The bathroom is basically the equivalent of a football huddle. Girls strategize, planning venomous strikes on the boys they want to hook up with. They reassure one another by getting second-opinions on makeup, and fixing any damage done to their hair from the night’s journey. They check out the competition in the room, eyeing the other girls and making sure their one step ahead.
I was at a wedding reception party a couple months ago for one of my boyfriend’s friends who had just gotten married. Unlike most wedding receptions, they had beer pong, club music blasting, and plenty of shots for all the underage guys and gals who attended. I didn’t really know too many people there, so I stayed close to my boyfriend and his friends and watched the short-skirt wearing bridesmaids get blackout drunk. One of the bridesmaids, who’s name escapes me, had taken interest in one of my boyfriends friends, Grant. She joined our posse, and with her came a bottle of Jack, and some rainbow light-up flashing shot glasses inscribed with “Just Married!” on the side.
After twenty minutes of watching this girl drunkenly allure Grant (she threw herself at him, danced sloppily with him, and lip synched R. Kelly’s ‘Bump N’ Grind’ a little too loud in his ear), I decided to escape to the bathroom. After I announced where I was headed, this girl jumps off of Grant, grabs my arm, and shrieks “I’m coming in with you!”. I gave my boyfriend a slightly alarmed and confused glance from over my shoulder, as she dragged me into the single-stall room.
Once we got in there, she started questioning me about Grant as she used the toilet. I didn’t know if I was supposed to look her in the eye when I responded, instead a politely turned my head and made eye contact as little as possible.
“I have a boyfriend, I shouldn’t be messing around with him. Grant is so cute though, and I just can’t keep my hands off of him!”, she slurred. I heard the toilet flush and the sound of her dress being zipped back up. “Hey, does my hair look okay?” she questioned. I turned to inspect her hair, and nervously smiled and nodded, telling her it looked fine.

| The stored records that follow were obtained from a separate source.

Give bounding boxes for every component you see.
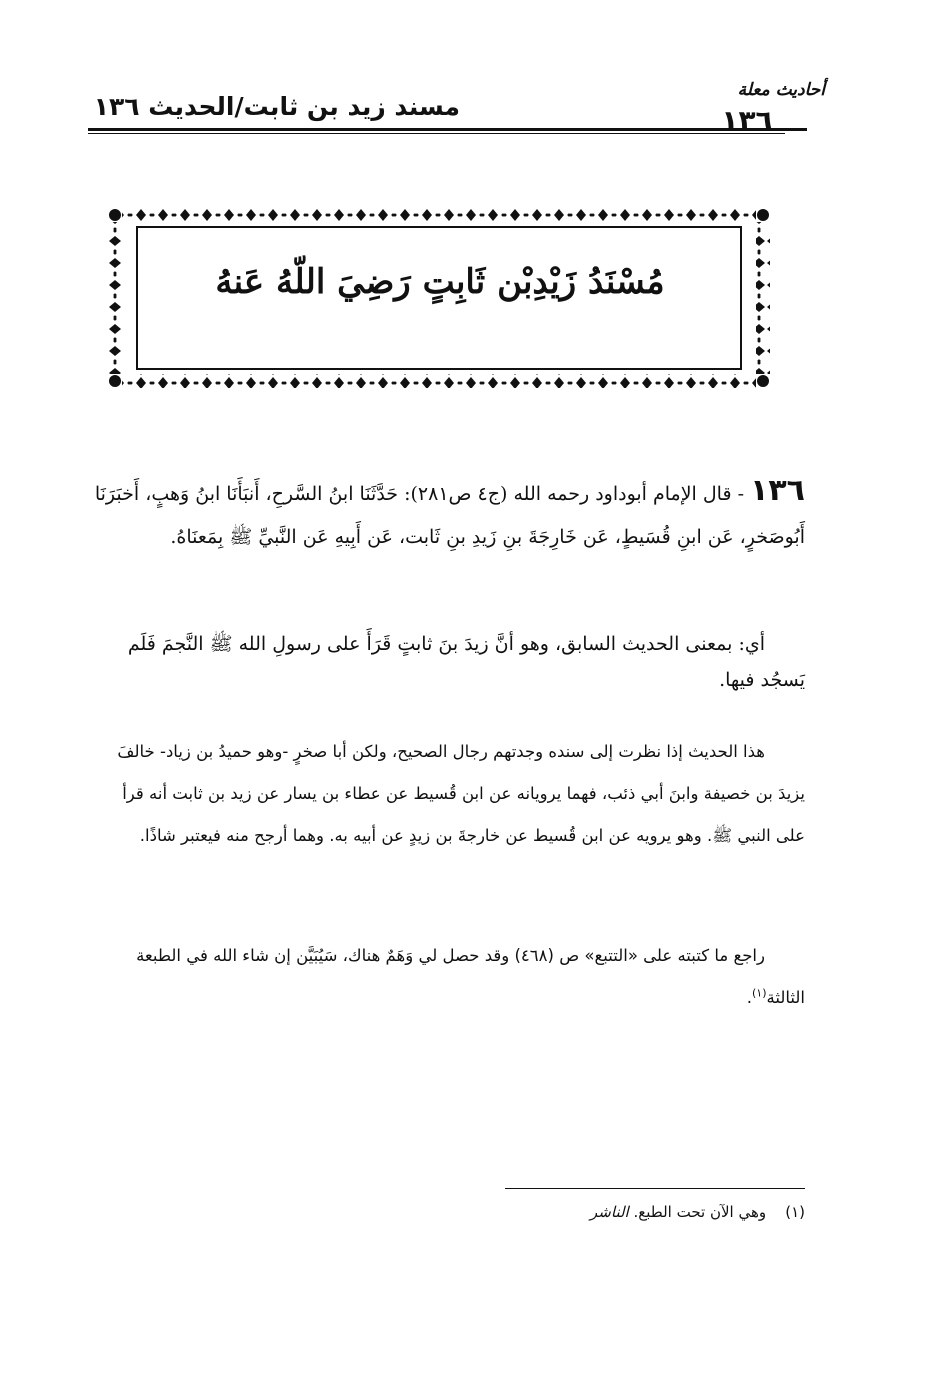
footnote-marker: (١) [785, 1203, 805, 1221]
footnote-reference[interactable]: (١) [752, 986, 767, 1000]
running-head: مسند زيد بن ثابت/الحديث ١٣٦ [93, 92, 460, 121]
hadith-text: - قال الإمام أبوداود رحمه الله (ج٤ ص٢٨١): حَدَّثَنَا ابنُ السَّرحِ، أَنبَأَنَا ابنُ وَهبٍ، أَخبَرَنَا أَبُوصَخرٍ، عَن ابنِ قُسَيطٍ، عَن خَارِجَةَ بنِ زَيدِ بنِ ثَابت، عَن أَبِيهِ عَن النَّبيِّ ﷺ بِمَعنَاهُ. [94, 483, 805, 548]
hadith-explanation: أي: بمعنى الحديث السابق، وهو أنَّ زيدَ بنَ ثابتٍ قَرَأَ على رسولِ الله ﷺ النَّجمَ فَلَم يَسجُد فيها. [127, 633, 805, 692]
commentary-paragraph-reference [90, 935, 805, 1019]
footnote-rule [505, 1188, 805, 1189]
commentary-end-period: . [746, 988, 752, 1008]
chapter-title: مُسْنَدُ زَيْدِبْن ثَابِتٍ رَضِيَ اللّهُ عَنهُ [215, 262, 665, 302]
page-number: ١٣٦ [721, 104, 773, 137]
footnote-signature: الناشر [590, 1203, 629, 1221]
footnote [540, 1203, 805, 1221]
page-number-rule [785, 128, 807, 131]
footnote-text: وهي الآن تحت الطبع. [633, 1203, 767, 1221]
commentary-text: راجع ما كتبته على «التتبع» ص (٤٦٨) وقد حصل لي وَهَمٌ هناك، سَيُبَيَّن إن شاء الله في الطبعة الثالثة [136, 946, 805, 1008]
hadith-number: ١٣٦ [750, 473, 805, 508]
header-rule-thin [88, 133, 785, 134]
hadith-paragraph [90, 462, 805, 555]
header-rule [88, 128, 785, 131]
book-title-mark: أحاديث معلة [737, 80, 825, 100]
commentary-paragraph: هذا الحديث إذا نظرت إلى سنده وجدتهم رجال الصحيح، ولكن أبا صخرٍ -وهو حميدُ بن زياد- خالفَ يزيدَ بن خصيفة وابنَ أبي ذئب، فهما يرويانه عن ابن قُسيط عن عطاء بن يسار عن زيد بن ثابت أنه قرأ على النبي ﷺ. وهو يرويه عن ابن قُسيط عن خارجةَ بن زيدٍ عن أبيه به. وهما أرجح منه فيعتبر شاذًا. [117, 742, 805, 846]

There was a long unbearable pause as we both stood there. I no longer wanted to use the bathroom. In any other situation this would have been fine, but I hardly knew this girl, and there was no way I was using the bathroom in front of her while she drunkenly gawked at me like an owl. After reassuring her that I didn’t have to go (except I really, really did), I ushered her out of the room and returned her to Grant. The girl turned and winked at me, as she dragged him to the dance floor.
Part Six: Female Finale
These are few of the many miscellaneous, magical, atypical behaviors I have noticed in the female gender so far in my twenty-one years of life. I’m curious about how, or if these aspects of female behavior change as I get older, and if more appear. Even though I still really don’t understand why we act the way we do as females, it’s entertaining to talk about them openly, and share stories that some people reading can relate to and laugh at.